For some reason I gazed up towards the palm fringed back of the beach, some fifty metres away, and as I did an eagle carrying a fish in it’s talons caught my sight. This is not a sight I have seen before with my own eyes. I was struck dumb as immediately I realised the significance of this. Eagle, in the teachings I have received, means flying with Great Spirit, and this was confirmation to me that what I had done was correct and appropriate, and that this man’s spirit was being taken away by Great Spirit or God. My tears flowed.
Playa Negra is rather remote, accessed only by dirt roads and far from the nearest hospital. The paramedics arrived about an hour and a half after the tragedy, by which time I had met the agent for the house the deceased man was staying at and a surf instructor who had been teaching him. I found out his name was John, from Oregon, USA, here in Costa Rica on his own.
I left the scene and walked back along the beach stopping at one point to release further and let the tears of shock and grief flow, knowing that I was meant to be witness to this tragedy, to be there to help as best I could and to send his soul on it’s journey as I have been taught. The rest of the day however was rather a blur of emotion. A lot of whys and what ifs came up which I tried my best to deal with.
The next morning I walked again on the beach and bumped into Chris (not a coincidence, I’m sure of that), who had rushed to help me the day before. It turns out he is an ex lifeguard from Ventura, California and told me that we could not have done more to help John. He said he had felt John’s neck and it was broken. It seems as though the wave had thrown him down onto the compacted, rock hard sand, head first. Chris also thanked me for my words and the brief ceremony. He said it really helped him.
About a week or so after the tragedy I spoke to John’s brother on the phone, shared what I saw and what happened. He was very grateful as that was the first detailed information he had been given. John had one brother and two sisters but no wife or children.
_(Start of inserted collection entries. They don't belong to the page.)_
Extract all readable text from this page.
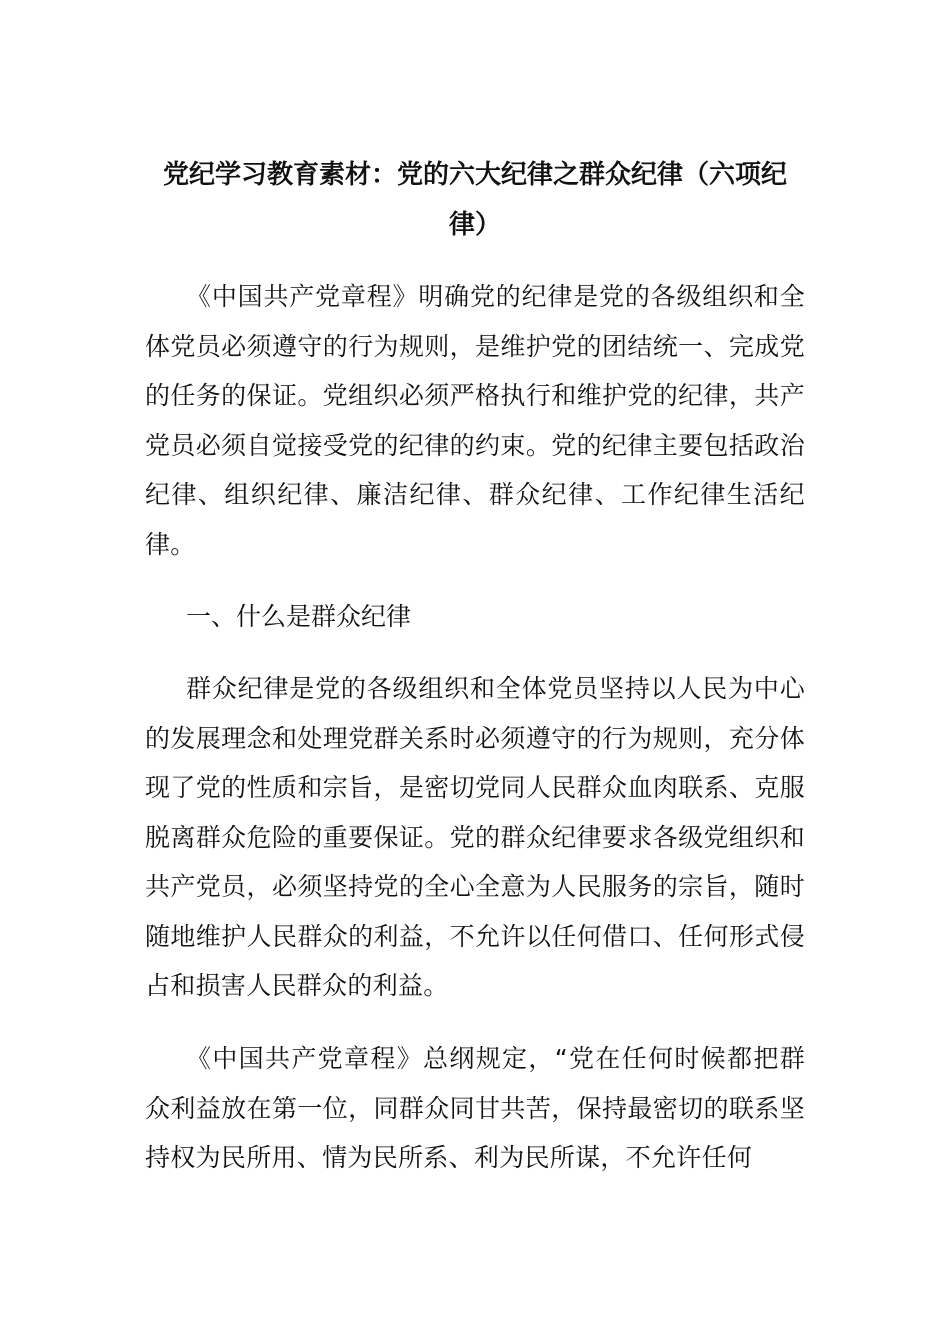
党纪学习教育素材：党的六大纪律之群众纪律（六项纪律）

《中国共产党章程》明确党的纪律是党的各级组织和全体党员必须遵守的行为规则，是维护党的团结统一、完成党的任务的保证。党组织必须严格执行和维护党的纪律，共产党员必须自觉接受党的纪律的约束。党的纪律主要包括政治纪律、组织纪律、廉洁纪律、群众纪律、工作纪律生活纪律。

一、什么是群众纪律

群众纪律是党的各级组织和全体党员坚持以人民为中心的发展理念和处理党群关系时必须遵守的行为规则，充分体现了党的性质和宗旨，是密切党同人民群众血肉联系、克服脱离群众危险的重要保证。党的群众纪律要求各级党组织和共产党员，必须坚持党的全心全意为人民服务的宗旨，随时随地维护人民群众的利益，不允许以任何借口、任何形式侵占和损害人民群众的利益。

《中国共产党章程》总纲规定，“党在任何时候都把群众利益放在第一位，同群众同甘共苦，保持最密切的联系坚持权为民所用、情为民所系、利为民所谋，不允许任何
As seems to be my path now, I am very much aware of signs and lessons put my way, to help me on this often difficult and solitary shamanic journey I have signed up for. I knew, as this tragedy was unfolding, that there was a deeper meaning for me. Of course the sadness and grief of John’s family and friends at this terrible loss is rightly first and foremost, but on reflection, now five months later I feel I can share this story and the bigger picture that arose from the sad passing of a life from this world. I was helped as the tragedy unfolded, by an ex lifeguard and two doctors, amongst others, so the responsibility and necessity of me “doing the right thing” was taken out of my hands, and I met Chris the following day who confirmed that we could not have done more, alleviating any fears I may have had over my actions. Also I was able to give some closure to John’s family, who had been given very little information about what had happened.
I was there to witness, to take action, to help, and then to send his soul off and finally, I believe, to share this story.
Is death the end? Well maybe, just maybe, as the eagle symbolised as it flew skyward carrying it’s precious cargo, with the mortal body left behind, John’s soul had been taken elsewhere, perhaps borne away to it’s own little piece of heaven.